Para a esquerda, a corrupção significa um crime muito mais grave. Significa apropriação privada de bens públicos. Significa privatização do Estado, desvio de impostos arrecadados da massa da população para mãos privadas. Significa desideologizar a política, estabelecendo-se acordos em base a vantagens materiais. Significa sobretudo desviar recursos que deveriam ser canalizados para afirmar direitos do conjunto da população para vantagens pessoais.
É, portanto, para a esquerda, muito mais do que simplesmente um crime pessoal.

É um crime político. E quando é praticado pela esquerda, se torna ainda mais indesculpável, porque a iguala à direita, porque favorece a desqualificação da esquerda, porque desvia as atenções dos maiores problemas do país para um problema de corrupção. E porque se trata de políticos identificados com a esquerda apropriando-se de recursos públicos para objetivos privados.

Um objetivo central da esquerda é a recuperação da política como atividade emancipatória, de construção da polis, da res publica, da esfera pública, dos bens comuns.

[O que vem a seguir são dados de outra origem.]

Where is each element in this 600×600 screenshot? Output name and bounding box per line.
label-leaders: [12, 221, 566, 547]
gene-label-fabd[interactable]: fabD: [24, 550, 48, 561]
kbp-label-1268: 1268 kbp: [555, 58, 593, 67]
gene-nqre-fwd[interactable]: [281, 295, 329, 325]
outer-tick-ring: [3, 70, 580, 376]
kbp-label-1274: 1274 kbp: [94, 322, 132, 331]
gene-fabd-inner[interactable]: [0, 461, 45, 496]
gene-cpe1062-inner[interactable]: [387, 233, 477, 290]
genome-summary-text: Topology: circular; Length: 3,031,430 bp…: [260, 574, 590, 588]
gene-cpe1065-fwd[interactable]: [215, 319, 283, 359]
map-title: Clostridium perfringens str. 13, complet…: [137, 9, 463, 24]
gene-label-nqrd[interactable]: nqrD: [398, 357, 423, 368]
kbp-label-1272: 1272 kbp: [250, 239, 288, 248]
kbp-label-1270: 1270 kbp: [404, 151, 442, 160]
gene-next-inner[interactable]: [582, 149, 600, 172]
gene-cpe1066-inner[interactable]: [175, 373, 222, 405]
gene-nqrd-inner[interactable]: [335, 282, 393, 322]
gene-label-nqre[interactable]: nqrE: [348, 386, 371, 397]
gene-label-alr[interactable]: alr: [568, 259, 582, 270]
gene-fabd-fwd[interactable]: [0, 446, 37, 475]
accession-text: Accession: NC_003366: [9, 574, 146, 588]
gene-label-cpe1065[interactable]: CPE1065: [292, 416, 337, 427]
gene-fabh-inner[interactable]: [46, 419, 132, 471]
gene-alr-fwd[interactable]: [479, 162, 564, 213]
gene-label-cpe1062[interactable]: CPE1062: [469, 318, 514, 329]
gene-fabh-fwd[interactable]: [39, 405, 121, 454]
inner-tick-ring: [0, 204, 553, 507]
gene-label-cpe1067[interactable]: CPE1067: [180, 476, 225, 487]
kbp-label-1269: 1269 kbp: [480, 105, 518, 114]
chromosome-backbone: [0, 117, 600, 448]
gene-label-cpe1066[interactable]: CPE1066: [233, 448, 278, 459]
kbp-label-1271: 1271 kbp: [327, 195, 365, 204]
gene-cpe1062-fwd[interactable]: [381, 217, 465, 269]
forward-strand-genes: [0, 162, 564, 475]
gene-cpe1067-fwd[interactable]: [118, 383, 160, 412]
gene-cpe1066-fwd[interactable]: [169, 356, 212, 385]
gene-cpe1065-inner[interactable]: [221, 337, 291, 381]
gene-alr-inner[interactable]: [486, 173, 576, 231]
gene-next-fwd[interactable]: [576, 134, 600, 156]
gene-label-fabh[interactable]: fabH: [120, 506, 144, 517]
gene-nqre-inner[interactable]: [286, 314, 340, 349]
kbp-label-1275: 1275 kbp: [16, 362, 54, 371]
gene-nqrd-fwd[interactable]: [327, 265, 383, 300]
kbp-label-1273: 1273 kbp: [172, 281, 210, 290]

O socialismo pode ser definido como a socialização dos bens materiais e espirituais, como a reconstrução da sociedade centrada na esfera pública.

Essa luta inclui o resgate da militância política, da militância revolucionária, dessa atividade dedicada e desinteressada, de luta pelos ideais da humanidade, dos trabalhadores, da construção de uma sociedade sem classes e sem Estado, sem exploração, nem discriminação, nem opressão, nem alienação. Da militância como atividade ética, não remunerada, de entrega aos valores de luta pela emancipação de todos, pelos interesses dos mais pobres, dos mais humildes, dos humilhados e ofendidos.

Do resgate da política e da militância como algo totalmente oposto a essa mercantilização da política, das campanhas eleitorais, dos partidos, da mídia. A luta contra a corrupção é também a luta contra a corrupção dos valores da esquerda, rebaixados a um realismo tão rasteiro que já não têm mais nada de esquerda, de luta pela emancipação. Ao contrário, reproduzem e multiplicam a alienação, a opressão, a exploração.

A luta da esquerda contra a corrupção não abole a direita e a esquerda. Ao contrário, recoloca a luta entre direita e esquerda em outro patamar. Quem quer abolir direita e esquerda é de direita. Quem reduz a luta política à luta contra a corrupção é de direita. E quem reproduz a corrupção e a privatização da política não é de esquerda: é de direita.

Ou a esquerda se livra desse tipo de prática e desse tipo de gente ou contribui à alienação do povo e acaba por atentar contra os ideais de emancipação - os que deram origem à esquerda e justificam sua existência, assim como os da militância e da prática política revolucionária.